A problem with avoiding atrocities in textbooks and the curriculum is it leaves it up to teachers to tackle hard issues.
“Research has shown consistently that teachers fear to be tokenistic or to make a mistake,” Hogarth says.
The Australian Professional Standards for Teachers states teachers must promote reconciliation, and encourages them to find Indigenous resources to teach Aboriginal perspectives.
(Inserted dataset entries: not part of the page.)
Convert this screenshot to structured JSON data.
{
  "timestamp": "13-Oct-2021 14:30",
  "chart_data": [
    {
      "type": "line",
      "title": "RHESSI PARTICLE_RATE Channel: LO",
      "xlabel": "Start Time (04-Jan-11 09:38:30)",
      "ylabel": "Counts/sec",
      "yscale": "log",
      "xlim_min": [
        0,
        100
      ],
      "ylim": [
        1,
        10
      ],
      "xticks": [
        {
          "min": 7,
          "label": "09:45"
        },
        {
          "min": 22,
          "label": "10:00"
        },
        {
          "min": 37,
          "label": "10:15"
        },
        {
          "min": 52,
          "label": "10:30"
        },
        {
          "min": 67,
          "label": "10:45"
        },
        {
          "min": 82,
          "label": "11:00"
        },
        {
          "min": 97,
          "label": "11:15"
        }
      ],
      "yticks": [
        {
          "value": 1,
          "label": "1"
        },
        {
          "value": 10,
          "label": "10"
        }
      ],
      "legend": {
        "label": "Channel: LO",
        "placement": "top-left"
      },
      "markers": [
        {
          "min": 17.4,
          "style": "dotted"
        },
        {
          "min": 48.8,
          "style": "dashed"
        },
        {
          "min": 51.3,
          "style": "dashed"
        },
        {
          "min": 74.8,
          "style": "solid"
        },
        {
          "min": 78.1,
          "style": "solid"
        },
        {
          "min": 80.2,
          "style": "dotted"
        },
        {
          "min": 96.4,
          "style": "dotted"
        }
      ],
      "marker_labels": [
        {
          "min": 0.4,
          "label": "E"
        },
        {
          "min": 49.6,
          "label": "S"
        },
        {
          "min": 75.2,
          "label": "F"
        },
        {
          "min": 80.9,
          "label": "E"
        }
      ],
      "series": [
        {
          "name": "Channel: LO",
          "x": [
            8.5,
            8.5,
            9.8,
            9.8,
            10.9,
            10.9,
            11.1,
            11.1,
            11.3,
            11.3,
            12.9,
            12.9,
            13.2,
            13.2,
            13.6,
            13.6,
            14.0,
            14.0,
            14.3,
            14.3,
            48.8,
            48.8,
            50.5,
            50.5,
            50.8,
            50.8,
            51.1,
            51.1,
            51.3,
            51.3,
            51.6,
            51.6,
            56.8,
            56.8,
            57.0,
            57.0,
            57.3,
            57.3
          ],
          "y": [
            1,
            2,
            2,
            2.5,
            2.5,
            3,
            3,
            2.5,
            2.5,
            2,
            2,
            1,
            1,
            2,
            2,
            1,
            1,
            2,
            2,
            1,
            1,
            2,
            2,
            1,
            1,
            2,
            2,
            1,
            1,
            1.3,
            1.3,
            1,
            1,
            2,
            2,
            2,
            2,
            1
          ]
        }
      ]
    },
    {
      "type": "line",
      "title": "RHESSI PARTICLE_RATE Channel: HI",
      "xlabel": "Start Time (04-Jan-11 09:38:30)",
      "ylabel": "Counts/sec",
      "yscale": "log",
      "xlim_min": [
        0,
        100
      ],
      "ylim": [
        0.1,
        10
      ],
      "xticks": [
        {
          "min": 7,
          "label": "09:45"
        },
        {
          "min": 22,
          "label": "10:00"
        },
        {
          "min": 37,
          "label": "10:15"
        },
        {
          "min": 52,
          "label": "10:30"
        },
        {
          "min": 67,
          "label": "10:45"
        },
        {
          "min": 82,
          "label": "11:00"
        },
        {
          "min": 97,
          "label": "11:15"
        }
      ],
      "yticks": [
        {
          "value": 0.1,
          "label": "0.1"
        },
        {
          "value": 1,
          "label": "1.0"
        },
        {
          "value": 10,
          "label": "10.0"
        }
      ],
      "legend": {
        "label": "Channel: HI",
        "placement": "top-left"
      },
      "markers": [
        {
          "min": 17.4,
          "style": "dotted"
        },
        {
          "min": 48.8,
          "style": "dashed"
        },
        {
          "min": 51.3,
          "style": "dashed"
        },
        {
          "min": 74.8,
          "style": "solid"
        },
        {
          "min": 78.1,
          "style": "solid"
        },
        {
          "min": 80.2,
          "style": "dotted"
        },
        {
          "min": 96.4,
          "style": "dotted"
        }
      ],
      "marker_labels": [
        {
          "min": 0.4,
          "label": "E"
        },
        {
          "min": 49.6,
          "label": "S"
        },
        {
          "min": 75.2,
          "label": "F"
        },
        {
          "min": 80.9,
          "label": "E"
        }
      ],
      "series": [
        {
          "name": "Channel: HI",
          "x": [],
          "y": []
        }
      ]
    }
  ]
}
Again, the wording is vague.
Home educator and president of the Home Education Association Karen Chegwidden said without guidance, teaching Australia’s dark history correctly was a challenge.
“It’s been a really difficult subject to cover well as a non-Indigenous home educator,” she says.
“It was hard to find good resources and accessible, respectful, teaching resources to bring the subject to children at a level they can understand.”
Chegwidden said teaching Aboriginal and Torres Strait Islander peoples’ perspectives had got easier over the years, thanks to children’s books like You and Me Murrawee, and resources from Wingaru Education, an Aboriginal-owned and -operated company.
“The state curriculum and syllabus documents just make a statement and they leave it up to the teacher or the home educator to implement that learning,” she says. “It’s really broad.”
Dr Hogarth said there were ways to broach Australia’s dark past with young children.
“There is no need to share explicit examples with young children,” she says. “Teachers could teach through various themes such as racism, prejudice, privilege, and empathy.”
If Australia was to reconcile with its dark past, the truth must be told: “There is a need to include the ‘few scars’, as Morrison has called it on occasion, in the Australian curriculum if there is real chance for reconciliation to occur.”